The KafkaOffsets user-defined transform function returns load operation statistics generated by the most recent invocation of KafkaSource. Query KafkaOffsets to see the metadata produced by your most recent load operation. You can query KafkaOffsets after each KafkaSource invocation to view information about that load. If you are using the scheduler, you can also view historical load information in the stream_microbatch_history table.

For each load operation, KafkaOffsets returns the following:

  • source kafka topic
  • source kafka partition
  • starting offset
  • ending offset
  • number of messages loaded
  • number of bytes read
  • duration of the load operation
  • end message
  • end reason

The following example demonstrates calling KafkaOffsets to show partition information on the table named web_test that was loaded using KafkaSource.

=> SELECT kpartition, start_offset, end_offset, msg_count, ending FROM (select KafkaOffsets() over()
   FROM web_test) AS stats ORDER BY kpartition;
 kpartition | start_offset | end_offset | msg_count |   ending
------------+--------------+------------+-----------+------------
          0 |           -2 |       9999 |      1068 | END_OFFSET

The output shows that KafkaSource loaded 1068 messages (rows) from Kafka in a single partition. The KafkaSource ended the data load because it reached the ending offset.

The values shown in the start_offset column are exclusive (the message with the shown offset was not loaded) and the values in the end_offset column are inclusive (the message with the shown offset was loaded).
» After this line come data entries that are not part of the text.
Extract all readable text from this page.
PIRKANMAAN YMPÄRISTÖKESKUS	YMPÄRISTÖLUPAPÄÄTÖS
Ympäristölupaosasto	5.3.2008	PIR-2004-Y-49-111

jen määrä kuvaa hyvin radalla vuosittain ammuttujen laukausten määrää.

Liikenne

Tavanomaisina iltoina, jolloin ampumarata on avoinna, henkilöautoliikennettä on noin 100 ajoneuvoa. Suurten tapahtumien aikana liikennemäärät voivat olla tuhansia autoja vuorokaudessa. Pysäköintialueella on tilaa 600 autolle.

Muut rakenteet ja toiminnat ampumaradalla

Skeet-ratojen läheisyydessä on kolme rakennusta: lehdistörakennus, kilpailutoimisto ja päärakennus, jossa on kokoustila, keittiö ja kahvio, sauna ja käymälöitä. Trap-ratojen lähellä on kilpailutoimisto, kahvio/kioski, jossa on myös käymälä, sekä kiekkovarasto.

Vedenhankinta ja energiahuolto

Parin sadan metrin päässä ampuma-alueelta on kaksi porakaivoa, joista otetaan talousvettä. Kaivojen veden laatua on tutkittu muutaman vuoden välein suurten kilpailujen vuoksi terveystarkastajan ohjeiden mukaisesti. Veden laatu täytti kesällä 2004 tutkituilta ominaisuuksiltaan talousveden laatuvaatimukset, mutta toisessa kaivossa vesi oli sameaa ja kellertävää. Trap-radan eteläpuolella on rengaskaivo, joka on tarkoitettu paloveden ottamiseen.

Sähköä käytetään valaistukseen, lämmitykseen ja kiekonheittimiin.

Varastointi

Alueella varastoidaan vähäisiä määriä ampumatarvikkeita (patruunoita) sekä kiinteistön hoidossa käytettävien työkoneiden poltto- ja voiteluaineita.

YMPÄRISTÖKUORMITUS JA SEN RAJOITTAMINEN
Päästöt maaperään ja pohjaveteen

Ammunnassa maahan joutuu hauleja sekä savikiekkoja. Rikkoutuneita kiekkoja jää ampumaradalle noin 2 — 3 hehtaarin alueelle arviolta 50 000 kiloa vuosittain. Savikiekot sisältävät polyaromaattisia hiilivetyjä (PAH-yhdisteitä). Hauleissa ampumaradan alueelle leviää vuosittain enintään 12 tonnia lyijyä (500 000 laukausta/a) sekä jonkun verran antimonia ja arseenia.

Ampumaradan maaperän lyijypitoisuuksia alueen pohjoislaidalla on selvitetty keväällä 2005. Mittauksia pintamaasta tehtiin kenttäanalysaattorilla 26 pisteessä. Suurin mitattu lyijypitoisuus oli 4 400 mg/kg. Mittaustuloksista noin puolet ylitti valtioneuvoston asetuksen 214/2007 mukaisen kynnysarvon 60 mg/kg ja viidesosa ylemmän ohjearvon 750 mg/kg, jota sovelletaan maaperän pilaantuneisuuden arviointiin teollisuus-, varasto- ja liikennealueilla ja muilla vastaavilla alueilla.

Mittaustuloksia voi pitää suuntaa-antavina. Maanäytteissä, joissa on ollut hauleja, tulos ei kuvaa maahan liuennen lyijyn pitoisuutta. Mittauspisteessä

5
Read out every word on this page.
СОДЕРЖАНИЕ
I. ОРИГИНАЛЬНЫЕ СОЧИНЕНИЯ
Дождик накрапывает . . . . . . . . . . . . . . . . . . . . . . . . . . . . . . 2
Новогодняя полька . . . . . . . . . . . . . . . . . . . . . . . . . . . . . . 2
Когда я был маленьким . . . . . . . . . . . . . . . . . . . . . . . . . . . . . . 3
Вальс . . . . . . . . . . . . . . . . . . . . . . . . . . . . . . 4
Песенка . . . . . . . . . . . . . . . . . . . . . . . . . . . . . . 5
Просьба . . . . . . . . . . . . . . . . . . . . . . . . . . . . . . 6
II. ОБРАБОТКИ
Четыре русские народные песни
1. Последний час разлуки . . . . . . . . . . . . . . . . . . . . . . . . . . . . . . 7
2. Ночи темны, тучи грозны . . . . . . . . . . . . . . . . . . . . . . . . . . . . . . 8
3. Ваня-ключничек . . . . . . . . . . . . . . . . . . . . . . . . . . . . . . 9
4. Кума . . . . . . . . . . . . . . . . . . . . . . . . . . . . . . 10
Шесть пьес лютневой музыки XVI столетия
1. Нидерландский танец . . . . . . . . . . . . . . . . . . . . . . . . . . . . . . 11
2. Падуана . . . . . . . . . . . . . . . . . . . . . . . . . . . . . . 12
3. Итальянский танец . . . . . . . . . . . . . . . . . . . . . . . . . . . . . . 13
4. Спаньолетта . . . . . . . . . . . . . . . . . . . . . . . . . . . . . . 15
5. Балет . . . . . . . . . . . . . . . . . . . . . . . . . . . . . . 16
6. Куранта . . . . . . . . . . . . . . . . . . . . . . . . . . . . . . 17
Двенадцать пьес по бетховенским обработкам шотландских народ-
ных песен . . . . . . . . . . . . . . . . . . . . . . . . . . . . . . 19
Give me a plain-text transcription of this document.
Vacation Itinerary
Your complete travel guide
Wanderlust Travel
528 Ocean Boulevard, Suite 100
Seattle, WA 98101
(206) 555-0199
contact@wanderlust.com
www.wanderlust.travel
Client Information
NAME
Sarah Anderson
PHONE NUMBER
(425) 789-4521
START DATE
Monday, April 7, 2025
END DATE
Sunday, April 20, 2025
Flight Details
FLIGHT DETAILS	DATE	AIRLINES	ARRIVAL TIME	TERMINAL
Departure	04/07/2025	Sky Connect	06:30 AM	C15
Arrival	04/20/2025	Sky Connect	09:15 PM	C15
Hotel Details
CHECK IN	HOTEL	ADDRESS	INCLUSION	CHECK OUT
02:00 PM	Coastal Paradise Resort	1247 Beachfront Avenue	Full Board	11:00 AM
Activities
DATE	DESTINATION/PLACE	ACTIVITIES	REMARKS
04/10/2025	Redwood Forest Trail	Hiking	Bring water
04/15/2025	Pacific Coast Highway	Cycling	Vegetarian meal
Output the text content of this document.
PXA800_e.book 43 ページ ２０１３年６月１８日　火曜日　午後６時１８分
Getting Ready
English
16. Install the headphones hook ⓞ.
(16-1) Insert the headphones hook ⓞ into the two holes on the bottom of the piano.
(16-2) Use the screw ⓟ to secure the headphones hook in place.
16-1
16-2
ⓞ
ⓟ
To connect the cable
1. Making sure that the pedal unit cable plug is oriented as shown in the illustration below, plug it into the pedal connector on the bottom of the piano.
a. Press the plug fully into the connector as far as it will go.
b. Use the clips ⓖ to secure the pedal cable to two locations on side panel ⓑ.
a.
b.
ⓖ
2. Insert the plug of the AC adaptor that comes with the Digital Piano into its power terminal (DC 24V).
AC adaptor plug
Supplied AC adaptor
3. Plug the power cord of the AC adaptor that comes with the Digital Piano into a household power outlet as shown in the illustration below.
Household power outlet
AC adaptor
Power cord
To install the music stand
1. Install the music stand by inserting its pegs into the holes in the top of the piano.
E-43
This is the opposite of the values specified in the KafkaSource's stream parameter. The difference between the inclusiveness of KafkaSource's and KafkaOffset's start and end offsets are based on the needs of the job scheduler. KafkaOffset is primarily intended for the job scheduler's use, so the start and end offset values are defined so the scheduler can easily start streaming from where left off.